На стоянке Первой реформатской, когда прочие вдовы уже ушли, Фрэнсис спросила:
– Почему она разозлилась на меня?
– Мать Ронни?
– Со мной никто никогда так не разговаривал.
– Мне очень жаль, что так вышло, – сказал Расс. – Но я не случайно упомянул о боли. Представь, что ты очень бедна и единственное, что у тебя есть, это твои дети: никому, кроме них, ты не нужна, и никому, кроме них, нет до тебя дела. Что бы ты сказала, если бы какая-то чужая тетка была с ними ласковее, чем ты? Можешь себе представить, каково это?
– Я бы тогда сама постаралась быть с ними ласковее.
– Да, но это потому, что ты не бедна. Когда человек беден, он никак не может повлиять на то, что с ним происходит. Ему кажется, будто он вообще ничего не контролирует. Ему остается лишь уповать на милость Божью. Потому-то Иисус и учит нас, что блаженны нищие: когда у тебя ничего нет, ты становишься ближе к Богу.

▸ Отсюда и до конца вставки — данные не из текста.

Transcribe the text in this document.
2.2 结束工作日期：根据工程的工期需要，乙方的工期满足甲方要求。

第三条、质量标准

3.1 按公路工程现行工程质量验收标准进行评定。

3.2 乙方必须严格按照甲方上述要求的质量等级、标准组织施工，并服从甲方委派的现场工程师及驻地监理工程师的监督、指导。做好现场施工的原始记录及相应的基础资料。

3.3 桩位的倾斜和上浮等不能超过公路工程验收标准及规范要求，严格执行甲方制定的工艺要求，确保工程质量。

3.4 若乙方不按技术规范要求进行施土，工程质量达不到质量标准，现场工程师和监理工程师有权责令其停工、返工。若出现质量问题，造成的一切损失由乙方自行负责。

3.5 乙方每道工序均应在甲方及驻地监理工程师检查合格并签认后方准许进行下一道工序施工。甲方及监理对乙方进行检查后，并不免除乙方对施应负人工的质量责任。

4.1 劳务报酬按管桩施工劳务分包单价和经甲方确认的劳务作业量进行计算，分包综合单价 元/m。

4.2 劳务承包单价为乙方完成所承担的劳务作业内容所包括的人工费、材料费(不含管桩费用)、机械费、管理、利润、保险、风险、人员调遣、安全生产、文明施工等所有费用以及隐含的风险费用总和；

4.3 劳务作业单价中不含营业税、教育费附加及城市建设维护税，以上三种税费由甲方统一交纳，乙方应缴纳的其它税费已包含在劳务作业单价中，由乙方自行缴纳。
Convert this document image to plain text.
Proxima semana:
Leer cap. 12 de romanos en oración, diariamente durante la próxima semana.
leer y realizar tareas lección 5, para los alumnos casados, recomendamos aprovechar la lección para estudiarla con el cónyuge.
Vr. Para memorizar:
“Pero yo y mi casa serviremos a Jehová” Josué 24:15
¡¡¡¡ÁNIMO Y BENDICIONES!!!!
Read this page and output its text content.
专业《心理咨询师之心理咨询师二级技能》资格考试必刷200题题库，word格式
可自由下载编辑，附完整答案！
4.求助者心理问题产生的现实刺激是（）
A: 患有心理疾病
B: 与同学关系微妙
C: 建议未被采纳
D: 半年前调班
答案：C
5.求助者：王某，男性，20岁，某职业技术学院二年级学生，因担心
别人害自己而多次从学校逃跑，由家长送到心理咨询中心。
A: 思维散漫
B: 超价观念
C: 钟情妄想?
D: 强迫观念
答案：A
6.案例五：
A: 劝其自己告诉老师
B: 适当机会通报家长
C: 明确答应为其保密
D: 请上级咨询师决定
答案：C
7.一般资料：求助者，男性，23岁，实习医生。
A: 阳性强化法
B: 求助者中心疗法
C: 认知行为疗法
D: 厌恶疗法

– Не очень-то эта женщина близка к Богу.
– Почем тебе знать. Да, она озлобленная, неустроенная…
– И пьяная в хлам.
– И пьяная в хлам среди бела дня. Но даже если эти вторники ничему нас не учат, нам не стоит судить бедняков. Мы можем лишь постараться служить им.
– Ты хочешь сказать, я сама во всем виновата?
– Вовсе нет. Ты прислушалась к доброму голосу в своем сердце. В чем тут вина?
Расс слышал добрый голос и в своем сердце: он по-прежнему может быть ей хорошим пастырем.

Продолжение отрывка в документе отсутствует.